Content Marketing for leads

Content marketing is a high priority for many businesses, and the proportion of a marketing budget that is typically allocated to content marketing is growing.

It will not surprise you to learn that for technology companies, customer case studies are extremely popular for content marketing. To be effective for content marketing, a story has to be unique and it should not be available anywhere else on the Internet so case studies are ideal.

However, companies can work with other forms of content as well. “How To” articles and guides to best practice are popular too. A new piece of research, presented as a report, can work particularly well, because the information it contains is genuinely valuable to the reader.

While this sounds easy, many businesses are finding it challenging to create enough “content” that is of sufficient quality to be attractive as a content download and many companies are struggling. It requires an editorial approach and a “content strategy”, plus some investment in research and careful writing to create the kind of genuinely worthwhile documents which the website visitor will want to download and view.

It takes more effort than many people realise, but if you compare content marketing with other ways of making new marketing contacts, such as gaining sales leads at a trade show, or staging a marketing campaign with a publisher, you soon realise that if it is to be effective, it is unlikely to be easy or free.

 

Case studies – ten ways to use them

Here’s a quick article to suggest some more ways to use those valuable customer stories. Ideally you would make a case study for every market sector you sell to. First, collect the details of the story and have it written up as a case study, to make a marketing document that can be used as a sales tool. Then..

Case studies for marketing

  1. Number one on my list has to be Content Marketing because it has become so important. There are a few different ways of doing this, but the principle is simply to display a brief version of the story on your website, and collect the email addresses of the visitors downloading the story.
  2. Use the customer story in a PR campaign. Interesting stories about well-known organisations and forays into new technology are very often suitable for editorial news and features.
  3. Email marketing – refer to the customer story in an email marketing message, and  use a link to track “opens”. Many companies are now using a marketing automation system such as Hubspot to streamline this process.
  4. Share the case study with existing customers.

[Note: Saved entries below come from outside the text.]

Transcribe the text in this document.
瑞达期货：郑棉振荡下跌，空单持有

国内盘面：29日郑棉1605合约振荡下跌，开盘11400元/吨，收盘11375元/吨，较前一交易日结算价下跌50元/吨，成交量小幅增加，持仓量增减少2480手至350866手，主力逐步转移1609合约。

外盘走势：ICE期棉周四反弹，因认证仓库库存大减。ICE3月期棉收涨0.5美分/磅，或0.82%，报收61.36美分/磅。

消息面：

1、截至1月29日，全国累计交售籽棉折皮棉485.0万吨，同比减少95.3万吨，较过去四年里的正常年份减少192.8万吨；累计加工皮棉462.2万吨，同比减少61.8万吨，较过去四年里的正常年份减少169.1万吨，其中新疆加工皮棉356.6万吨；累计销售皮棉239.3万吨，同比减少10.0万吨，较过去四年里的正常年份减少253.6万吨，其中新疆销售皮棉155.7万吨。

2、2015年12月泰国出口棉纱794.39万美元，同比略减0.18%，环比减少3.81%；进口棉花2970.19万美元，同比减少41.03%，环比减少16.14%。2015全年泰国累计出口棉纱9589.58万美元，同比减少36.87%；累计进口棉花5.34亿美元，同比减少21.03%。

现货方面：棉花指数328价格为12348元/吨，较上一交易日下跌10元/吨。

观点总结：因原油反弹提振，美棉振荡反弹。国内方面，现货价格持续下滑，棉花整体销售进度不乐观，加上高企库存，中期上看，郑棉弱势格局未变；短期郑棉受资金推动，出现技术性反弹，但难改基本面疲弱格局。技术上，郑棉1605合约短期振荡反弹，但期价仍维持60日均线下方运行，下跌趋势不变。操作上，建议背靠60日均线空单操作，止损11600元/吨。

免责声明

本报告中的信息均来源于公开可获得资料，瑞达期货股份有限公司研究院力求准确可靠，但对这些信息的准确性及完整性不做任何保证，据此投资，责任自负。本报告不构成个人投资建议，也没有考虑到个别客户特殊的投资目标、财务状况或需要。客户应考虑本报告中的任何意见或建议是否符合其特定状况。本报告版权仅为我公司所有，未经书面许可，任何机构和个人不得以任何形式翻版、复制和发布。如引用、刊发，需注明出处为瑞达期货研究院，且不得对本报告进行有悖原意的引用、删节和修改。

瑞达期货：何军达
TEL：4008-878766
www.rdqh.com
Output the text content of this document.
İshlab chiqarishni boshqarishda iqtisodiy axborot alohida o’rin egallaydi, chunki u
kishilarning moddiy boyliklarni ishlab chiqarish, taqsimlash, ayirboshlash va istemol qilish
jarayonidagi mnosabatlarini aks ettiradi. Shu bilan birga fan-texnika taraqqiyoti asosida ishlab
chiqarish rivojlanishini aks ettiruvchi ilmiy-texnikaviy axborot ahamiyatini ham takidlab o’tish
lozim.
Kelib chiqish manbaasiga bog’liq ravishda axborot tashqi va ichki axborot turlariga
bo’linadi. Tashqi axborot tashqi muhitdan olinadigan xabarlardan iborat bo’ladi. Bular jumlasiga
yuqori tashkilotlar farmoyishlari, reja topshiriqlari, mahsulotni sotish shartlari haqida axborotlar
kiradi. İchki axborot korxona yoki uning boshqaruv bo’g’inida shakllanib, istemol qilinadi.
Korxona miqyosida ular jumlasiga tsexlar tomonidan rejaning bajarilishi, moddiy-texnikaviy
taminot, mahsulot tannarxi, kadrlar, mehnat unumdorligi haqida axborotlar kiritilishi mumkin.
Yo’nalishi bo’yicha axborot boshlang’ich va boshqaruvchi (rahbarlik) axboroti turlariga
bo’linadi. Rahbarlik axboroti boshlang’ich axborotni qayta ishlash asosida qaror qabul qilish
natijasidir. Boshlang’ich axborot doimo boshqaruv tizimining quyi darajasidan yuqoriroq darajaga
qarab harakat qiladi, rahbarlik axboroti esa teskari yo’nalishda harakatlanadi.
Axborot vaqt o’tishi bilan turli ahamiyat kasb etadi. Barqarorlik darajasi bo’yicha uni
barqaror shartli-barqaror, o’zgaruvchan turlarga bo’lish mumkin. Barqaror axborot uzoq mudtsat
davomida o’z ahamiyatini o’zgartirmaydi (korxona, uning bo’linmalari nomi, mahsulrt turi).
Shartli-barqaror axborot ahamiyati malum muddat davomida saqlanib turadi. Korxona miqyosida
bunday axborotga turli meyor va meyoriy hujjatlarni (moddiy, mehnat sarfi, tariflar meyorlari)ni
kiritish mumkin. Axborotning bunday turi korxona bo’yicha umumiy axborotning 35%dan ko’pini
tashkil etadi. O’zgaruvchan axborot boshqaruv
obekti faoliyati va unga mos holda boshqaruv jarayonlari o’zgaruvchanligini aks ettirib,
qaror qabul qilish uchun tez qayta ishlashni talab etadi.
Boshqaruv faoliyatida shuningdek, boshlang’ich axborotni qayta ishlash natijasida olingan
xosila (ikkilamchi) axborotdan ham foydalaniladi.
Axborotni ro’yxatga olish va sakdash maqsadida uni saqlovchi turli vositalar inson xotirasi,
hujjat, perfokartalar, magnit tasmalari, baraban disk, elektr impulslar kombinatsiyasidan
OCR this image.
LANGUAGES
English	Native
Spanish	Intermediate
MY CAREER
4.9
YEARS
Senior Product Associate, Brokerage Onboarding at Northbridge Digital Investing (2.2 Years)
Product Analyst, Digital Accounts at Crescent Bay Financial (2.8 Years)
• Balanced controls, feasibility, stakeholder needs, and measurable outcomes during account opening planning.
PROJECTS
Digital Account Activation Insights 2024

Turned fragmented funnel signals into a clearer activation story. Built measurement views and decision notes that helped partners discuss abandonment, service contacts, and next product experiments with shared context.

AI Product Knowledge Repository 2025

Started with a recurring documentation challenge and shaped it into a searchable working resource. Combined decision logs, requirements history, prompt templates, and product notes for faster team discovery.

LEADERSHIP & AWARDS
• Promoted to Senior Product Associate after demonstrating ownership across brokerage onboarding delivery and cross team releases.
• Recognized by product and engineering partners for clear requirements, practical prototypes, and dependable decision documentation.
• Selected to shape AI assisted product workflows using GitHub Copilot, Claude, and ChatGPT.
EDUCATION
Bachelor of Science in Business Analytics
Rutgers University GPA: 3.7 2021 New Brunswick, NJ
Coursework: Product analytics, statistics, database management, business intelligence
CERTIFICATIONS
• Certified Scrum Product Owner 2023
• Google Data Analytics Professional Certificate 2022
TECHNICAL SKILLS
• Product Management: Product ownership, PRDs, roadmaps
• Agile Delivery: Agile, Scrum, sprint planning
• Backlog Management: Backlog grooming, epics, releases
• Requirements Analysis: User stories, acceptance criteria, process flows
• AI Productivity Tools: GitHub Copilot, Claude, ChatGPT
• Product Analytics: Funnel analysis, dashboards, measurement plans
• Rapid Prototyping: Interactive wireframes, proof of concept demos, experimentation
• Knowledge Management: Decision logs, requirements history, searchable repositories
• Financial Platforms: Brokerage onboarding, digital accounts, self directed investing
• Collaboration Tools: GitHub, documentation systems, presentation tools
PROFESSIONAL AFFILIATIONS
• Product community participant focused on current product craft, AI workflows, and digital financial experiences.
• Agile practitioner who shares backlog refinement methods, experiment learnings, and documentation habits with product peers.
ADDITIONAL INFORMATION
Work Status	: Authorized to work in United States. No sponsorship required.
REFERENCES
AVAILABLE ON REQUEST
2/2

A new case study is a great topic for a company newsletter or a presentation to a user group.
  5. A ground-breaking case study is a brilliant topic for a conference presentation.
  6. Do something different and present the story in other ways – for example it’s no trouble to use a smartphone to make a video for posting and sharing.
  7. I have seen detailed technical case studies being used very successfully for training sales people and distributors overseas.
  8. Why not enter a customer success story for an industry award?
  9. Add case studies to tender submissions to build credibility and strengthen a bid for a major contract.
  10. Finally, this is one to make your internal team feel connected with customers, even if they are not in customer-facing roles. Use glossy pictures of customers using your products to brighten up your offices. It’s also good to have them in reception and meeting rooms. Of course, this only works for certain kinds of products and services!

With so many ways to use a customer case study, I believe it is well worth taking the trouble to put a story together and have it written in the right style and format for your business. The first customer in a new market sector could be an ideal candidate for a case study, as their story will help to gain a foothold and build credibility in the new market area.  Ideally your case study library will contain examples from every sector of your customer base. Depending upon how you plan to use your case study, you may need anything from 500 to 1,500 words of text, but the average length for a business case study is usually between 800 and 1,000 words. That’s long enough to convey a lot of detail, but still short enough to be an easy read.